Technology And Its Place in the Catholic Faith

Jackie Morgan

Pope St. John Paul II said we care called::

“To use science and technology in a full and constructive way, while recognizing that the findings of science always have to be evaluated in the light of the centrality of the human person, of the common good and of the inner purpose of creation” (“Common Declaration on Environmental Ethics”, 10 June 2002).

At present, more than ninety-five percent of Americans own a mobile phone of some kind according to Pew Research Center, making it the most prevalent technological gadget in the country.  Technology is neither prodigiously good nor is it inherently evil. It is how we use it that matters. By familiarizing ourselves with different perceptions of technology within a Catholic context we can largely ensure that we do not allow it to gain power over our morals and beliefs.

Guard Against the Over-Reliance on Technology

The use of technology has often been described as a form of stewardship —an indirect response to God’s directive to “till and keep the land.”  In his last encyclical letter Caritas in Veritate, Pope Benedict XVI said: 

“Technology enables us to exercise dominion over matter, to reduce risks, to save labor, to improve our conditions of life. It touches the heart of the vocation of human labor: in technology, seen as the product of his genius, man recognizes himself and forges his own humanity” (CV, 69).
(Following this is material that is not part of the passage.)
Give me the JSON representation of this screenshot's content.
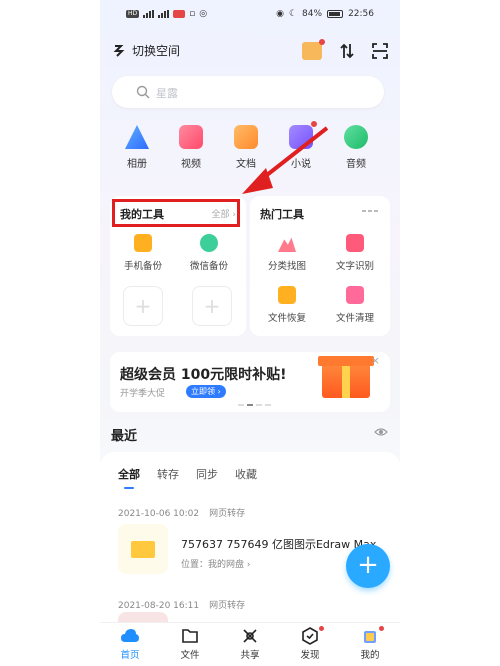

What the Church does warn against is the over-reliance on technology which can lead to a number of adverse occurrences such as exposure to inappropriate content, increased stress levels due to a lack of sleep, laziness, and a faltering relationship with God. If used for good, and in moderation, there is no reason why technology cannot form part of an honorable Catholic lifestyle.

Good Technology vs. Bad Technology

The Catholic Church does not necessarily view technology as evil but will not tolerate the use of technological know-how for adulterated purposes. As far as the internet is concerned, social media, blogs, and podcasts can be used as powerful instruments to preach the gospel. Unfortunately, it can also be utilized to voice prejudices and to engage in illicit affairs. The same internet that can trigger a gambling addiction can also be used to promote charitable work, depending on the motives of the individual user. At home, technology can make everyday life significantly easier. Robotic vacuum cleaners can help us keep our homes clean while the latest in home audio technology can take our personal praise and worship to the next level. Unfortunately, by relying on these technologies too much, we may slouch into laziness which is a deadly sin.

Pope Francis and Technology

Did you know that Pope Francis currently has more than 17.2 million followers on Twitter? Despite his rather unexpected social media presence which includes him posing for selfies in St. Peter’s Square, the pontiff was still quoted as saying that technology “can stop people from learning how to live wisely, to think deeply and to love generously.” While many consider the pope’s thoughts on modern-day technology to be somewhat contradicting, his viewpoints merely reflect what it entails to be a modern-day man of God.  While he continues to voice his concerns regarding the over-reliance on technology, referring to it as a cause of mental pollution, he has no choice but to embrace it as well, especially as the internet has broadened his reach so significantly.

God blessed man with countless talents, both to create technology and to use it for the benefit of mankind. If utilized in moderation and wisdom, technology can be of great benefit to our lives by enabling us to better ourselves, helping those in need and even allowing us to spread the word of God farther than before.